The labeling is not obviously stupid--what questions the LW community has a high probability of getting right is a fact about the LW community, not about Yvain's impression of the LW community. The usage of that label for analysis of calibration does suffer from the issue D_Malik raised, which is why I think Unnamed's analysis is more insightful than Yvain's and their critiques are valid.

However it still seems to me that the example with coins is misleading and that the given example of "perfect calibration" is anything but.

It is according to what calibration means in the context of probabilities. Like Unnamed points out, if you are unhappy that we are assigning a property of correct mappings ('calibration') to a narrow mapping ("80%"->80%) instead of a broad mapping ("50%"->50%, "60%"->60%, etc.), it's valid to be skeptical that the calibration will generalize--but it doesn't mean the assessment is uncalibrated.

Comment author: Viliam 28 July 2015 09:09:25AM 4 points [-]

1) There are diminishing returns on talking about improving rationality.

2) Becoming more rational could make you spend less time online, including on LessWrong. (The time you would have spent in the past writing beautiful and highly upvoted blog articles is now spent making money or doing science.) Note: This argument is not true if building a stronger rationalist community would generate more good than whatever you are doing alone instead. However, there may be a problem with capturing the generated value. (Eliezer indirectly gets paid for having published on LessWrong. But most of the others don't.)

Comment author: Unnamed 27 July 2015 06:23:59PM 9 points [-]
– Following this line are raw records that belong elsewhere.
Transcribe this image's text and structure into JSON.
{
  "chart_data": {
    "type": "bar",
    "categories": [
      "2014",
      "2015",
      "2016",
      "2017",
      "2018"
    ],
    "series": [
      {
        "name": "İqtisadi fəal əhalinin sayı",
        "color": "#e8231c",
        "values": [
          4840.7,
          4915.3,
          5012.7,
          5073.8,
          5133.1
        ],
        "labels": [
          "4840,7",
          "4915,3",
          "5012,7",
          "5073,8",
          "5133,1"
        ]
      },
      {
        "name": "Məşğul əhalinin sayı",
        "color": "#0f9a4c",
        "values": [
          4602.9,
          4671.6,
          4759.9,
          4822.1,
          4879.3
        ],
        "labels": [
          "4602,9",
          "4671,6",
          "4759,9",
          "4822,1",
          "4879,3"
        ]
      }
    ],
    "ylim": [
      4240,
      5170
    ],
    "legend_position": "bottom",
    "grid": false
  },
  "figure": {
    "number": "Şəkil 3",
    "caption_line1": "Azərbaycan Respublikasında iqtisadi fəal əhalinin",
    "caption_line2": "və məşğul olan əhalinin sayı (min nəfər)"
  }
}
I re-analyzed the calibration data, looking at all 10 question averaged together (which I think is a better approach than going question-by-question, for roughly the reasons that D_Malik gives), and found that veterans did better than newbies (and even newbies were pretty well calibrated). I also found similar results for other biases on the 2012 LW survey.

Comment author: pcm 27 July 2015 07:01:13PM 0 points [-]

Some of the discussion has moved to CFAR, although that involves more focus on how to get better cooperation between System 1 and System 2, and less on avoiding specific biases.

Maybe the most rational people don't find time to take surveys?